Criticism and calls for an investigation have come close on the heels of the formal announcement that Microsoft’s Office Open XML file formats had received the necessary number of votes for approval as an ISO/IEC international standard.
In a statement released April 2, the ISO (International Standards Organization) and IEC (International Electrotechnical Commission) said 75 percent of the participating Joint Technical Committee members cast positive votes, with just 14 percent of the total national member body votes being negative.
Approval required at least 66.66 percent of the votes cast by national bodies to be positive, and no more than 25 percent of the total number of ISO/IEC national body votes cast to be negative. “These criteria have now been met,” the statement said.
This followed the confirmation April 1 by standards organization Ecma International that the ISO and IEC had approved the Office Open XML File Format as an international standard.
Bob Sutor, vice president of open source and standards for IBM and one of the harshest critics of the Open XML format, conceded that enough countries had changed their votes from the September ballot to allow the specification to move forward into the publication preparation phase.
“So is that it? Of course not. The process of international standards-making has been laid bare for all to examine. People now have some sense that not all standards are created by a community of independent stakeholders, as some people may have previously assumed,” Sutor said in a blog post.
Furthermore, “The lack of transparency, the ability to see who voted and why, leads to less understanding and accountability,” Sutor wrote.
Publication of the standard is still two months away, and any of the ISO/IEC national bodies can lodge a formal appeal during this time.
Norway appears the most likely member to lodge an appeal, given that the chairman of the Norwegian standards committee responsible for evaluating Office Open XML has sent ISO a letter asking for its “yes” vote to be suspended pending a Norwegian governmental investigation into why the country’s vote was changed.
In his blog, Sutor wrote that the process had also shown that there is no way to put the brakes on pushing the wrong standards though the existing processes; that politics, and not just standards politics, has fully entered the process. There is also a lack of balance that comes from having a body of independent people considering a standard rather than just a majority of business partners, he wrote.
“I believe that thousands of motivated yet pragmatic people will now move on to fix the systemic issues I’ve identified, with fresh evidence of why it is necessary. There are now, as there have always been, much bigger issues than Office Open XML itself. For that reason, we are still in the early phases of the worldwide movement to true open standards,” he said.
True openness would mean that the best technology for all wins, and that the process was clean, visible and incorruptible, he wrote.
“Openness must be earned. I think that’s worth fighting for.
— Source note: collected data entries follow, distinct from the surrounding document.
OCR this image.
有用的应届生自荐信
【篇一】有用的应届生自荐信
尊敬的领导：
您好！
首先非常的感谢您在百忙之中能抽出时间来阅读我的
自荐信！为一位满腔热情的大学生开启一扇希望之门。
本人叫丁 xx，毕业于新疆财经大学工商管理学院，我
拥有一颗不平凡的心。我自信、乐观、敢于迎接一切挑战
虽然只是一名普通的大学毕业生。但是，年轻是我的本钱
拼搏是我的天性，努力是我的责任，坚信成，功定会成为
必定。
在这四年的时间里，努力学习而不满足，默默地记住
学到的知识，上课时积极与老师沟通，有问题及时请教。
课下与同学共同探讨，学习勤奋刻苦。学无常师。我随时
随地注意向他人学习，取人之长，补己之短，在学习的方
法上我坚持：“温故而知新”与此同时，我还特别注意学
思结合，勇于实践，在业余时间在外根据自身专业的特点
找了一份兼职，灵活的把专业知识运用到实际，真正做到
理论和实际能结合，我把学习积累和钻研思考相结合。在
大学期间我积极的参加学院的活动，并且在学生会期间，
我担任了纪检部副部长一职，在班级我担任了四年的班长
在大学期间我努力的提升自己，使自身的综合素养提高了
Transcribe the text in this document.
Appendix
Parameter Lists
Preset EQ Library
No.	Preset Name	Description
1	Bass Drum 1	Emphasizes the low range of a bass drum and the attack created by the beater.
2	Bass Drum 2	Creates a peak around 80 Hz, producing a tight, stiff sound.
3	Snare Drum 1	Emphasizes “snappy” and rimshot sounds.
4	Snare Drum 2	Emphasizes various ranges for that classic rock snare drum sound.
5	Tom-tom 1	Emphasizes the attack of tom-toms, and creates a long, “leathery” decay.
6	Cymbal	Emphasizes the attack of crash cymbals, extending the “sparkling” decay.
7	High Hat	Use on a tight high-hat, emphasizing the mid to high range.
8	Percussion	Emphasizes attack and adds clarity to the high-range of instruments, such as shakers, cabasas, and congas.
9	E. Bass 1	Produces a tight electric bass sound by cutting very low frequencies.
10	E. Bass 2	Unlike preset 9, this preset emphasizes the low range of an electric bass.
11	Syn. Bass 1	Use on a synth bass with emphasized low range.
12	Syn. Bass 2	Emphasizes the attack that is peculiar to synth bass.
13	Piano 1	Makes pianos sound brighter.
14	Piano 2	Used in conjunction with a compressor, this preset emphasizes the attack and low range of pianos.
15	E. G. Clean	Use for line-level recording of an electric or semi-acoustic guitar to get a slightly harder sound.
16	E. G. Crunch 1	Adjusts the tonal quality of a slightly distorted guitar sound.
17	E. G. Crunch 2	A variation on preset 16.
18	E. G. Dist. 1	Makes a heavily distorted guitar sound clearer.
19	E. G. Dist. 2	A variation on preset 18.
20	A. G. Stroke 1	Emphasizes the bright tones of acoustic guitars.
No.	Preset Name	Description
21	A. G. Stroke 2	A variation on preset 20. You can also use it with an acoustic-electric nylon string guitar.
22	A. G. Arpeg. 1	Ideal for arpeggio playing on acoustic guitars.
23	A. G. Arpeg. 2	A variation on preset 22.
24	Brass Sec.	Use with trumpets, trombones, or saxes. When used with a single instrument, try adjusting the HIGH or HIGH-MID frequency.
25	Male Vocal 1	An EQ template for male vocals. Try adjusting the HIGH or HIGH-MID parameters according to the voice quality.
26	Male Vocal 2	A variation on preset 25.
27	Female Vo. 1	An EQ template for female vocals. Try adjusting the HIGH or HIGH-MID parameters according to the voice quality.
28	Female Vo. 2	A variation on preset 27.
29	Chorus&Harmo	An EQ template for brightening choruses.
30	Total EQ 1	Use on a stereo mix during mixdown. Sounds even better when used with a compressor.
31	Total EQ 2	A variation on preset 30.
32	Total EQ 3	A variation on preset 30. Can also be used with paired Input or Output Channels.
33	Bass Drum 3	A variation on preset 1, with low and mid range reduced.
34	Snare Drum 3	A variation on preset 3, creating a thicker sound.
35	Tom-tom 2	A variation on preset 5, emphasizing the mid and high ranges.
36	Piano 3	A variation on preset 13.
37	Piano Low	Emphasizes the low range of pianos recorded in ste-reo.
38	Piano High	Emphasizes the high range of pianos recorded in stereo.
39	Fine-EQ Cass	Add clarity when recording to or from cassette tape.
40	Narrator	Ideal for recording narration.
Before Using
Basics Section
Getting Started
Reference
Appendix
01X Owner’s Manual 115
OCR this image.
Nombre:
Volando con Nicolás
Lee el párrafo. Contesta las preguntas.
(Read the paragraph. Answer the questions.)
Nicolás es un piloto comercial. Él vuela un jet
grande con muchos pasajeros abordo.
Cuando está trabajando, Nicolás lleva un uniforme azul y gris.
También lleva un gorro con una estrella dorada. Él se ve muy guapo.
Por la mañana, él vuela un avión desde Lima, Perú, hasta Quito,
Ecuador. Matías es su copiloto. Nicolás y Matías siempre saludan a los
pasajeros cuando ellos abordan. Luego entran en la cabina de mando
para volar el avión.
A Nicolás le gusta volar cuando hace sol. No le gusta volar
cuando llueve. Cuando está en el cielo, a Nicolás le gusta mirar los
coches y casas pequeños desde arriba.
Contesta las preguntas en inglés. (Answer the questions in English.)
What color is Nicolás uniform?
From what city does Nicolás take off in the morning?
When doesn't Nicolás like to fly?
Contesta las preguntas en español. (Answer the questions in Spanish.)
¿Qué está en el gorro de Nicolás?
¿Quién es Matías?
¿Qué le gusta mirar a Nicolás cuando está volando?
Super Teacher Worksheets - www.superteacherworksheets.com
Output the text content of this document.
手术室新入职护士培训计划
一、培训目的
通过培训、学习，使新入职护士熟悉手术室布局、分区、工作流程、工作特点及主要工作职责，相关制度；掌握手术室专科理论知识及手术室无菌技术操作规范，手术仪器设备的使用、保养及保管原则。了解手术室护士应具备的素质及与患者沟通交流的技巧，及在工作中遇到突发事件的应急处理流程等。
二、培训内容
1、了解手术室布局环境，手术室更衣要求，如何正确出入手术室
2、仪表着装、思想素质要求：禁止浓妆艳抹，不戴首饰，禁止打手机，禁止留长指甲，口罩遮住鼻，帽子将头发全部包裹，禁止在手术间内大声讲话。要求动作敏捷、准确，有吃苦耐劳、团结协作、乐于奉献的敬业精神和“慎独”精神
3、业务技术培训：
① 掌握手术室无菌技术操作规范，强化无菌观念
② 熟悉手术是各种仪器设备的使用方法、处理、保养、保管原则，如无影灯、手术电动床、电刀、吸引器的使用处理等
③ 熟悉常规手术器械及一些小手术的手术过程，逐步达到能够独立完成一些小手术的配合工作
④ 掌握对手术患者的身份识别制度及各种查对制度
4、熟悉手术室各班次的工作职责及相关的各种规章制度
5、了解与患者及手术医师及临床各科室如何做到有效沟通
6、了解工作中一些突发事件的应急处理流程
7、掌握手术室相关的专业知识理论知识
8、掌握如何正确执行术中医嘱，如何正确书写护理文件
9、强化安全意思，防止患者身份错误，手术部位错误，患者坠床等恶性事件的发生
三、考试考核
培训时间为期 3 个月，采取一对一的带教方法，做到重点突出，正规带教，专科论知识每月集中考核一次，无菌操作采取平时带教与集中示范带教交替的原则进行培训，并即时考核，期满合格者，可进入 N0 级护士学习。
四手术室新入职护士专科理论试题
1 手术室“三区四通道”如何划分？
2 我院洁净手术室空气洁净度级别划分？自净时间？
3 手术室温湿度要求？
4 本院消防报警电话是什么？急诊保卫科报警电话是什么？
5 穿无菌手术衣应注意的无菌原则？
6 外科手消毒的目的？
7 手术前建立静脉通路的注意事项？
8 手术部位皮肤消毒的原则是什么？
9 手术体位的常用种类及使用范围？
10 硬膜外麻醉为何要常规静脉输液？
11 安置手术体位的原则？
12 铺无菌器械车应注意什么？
There has been tremendous progress and it’s happened far faster and wider than most people ever imagined possible,” Sutor wrote. “While fully cognizant of these current results, I’m energized to take the bigger fight for openness to the next level with the thousands of individuals who are now convinced that the standards system needs fixing, and soon.”
The nature of their protest will evolve
In regard to how to change the process now that the standard has been ratified, David Mitchell, senior vice president of IT research at analyst firm Ovum, said he believes very little will change in the short term.
“Those who were protesting and opposing the Open XML progress through the standards process will still oppose it. The nature of their protest will evolve. To begin with, there have been challenges to the process-and these will continue,” Mitchell said. “Those who are supporters of Open XML will need to move into the implementation phase, because standards are simply documentation. One of the companies that many will look to take a lead with implementation is Microsoft.”
The standard that Microsoft initially submitted through Ecma was revised and improved by the standards process and, as such, the software giant will need to update its existing products and planned future products to support the format that was actually ratified, Mitchell noted.
“It is likely to take some time for this to be completed, and Microsoft will also need to provide tools to convert from the existing Office 2007 formats into the new Open XML standard. Other ISV developers like Apple, IBM, Sun, et al. will also need to put their plans in place for supporting this standard-it would not be wise for the developer community to ignore it,” Mitchell said.
The ratification of Microsoft’s file formats also does not mean the demise of ODF (Open Document Format), which is also an ISO-ratified document standard.
“What it does mean is that developers of software that works with documents will have to support both formats, and that these developers will need to compete on the basis of the intrinsic merits of their products rather than using a standards body lockout-from either the ODF or the Open XML camp,” Mitchell said.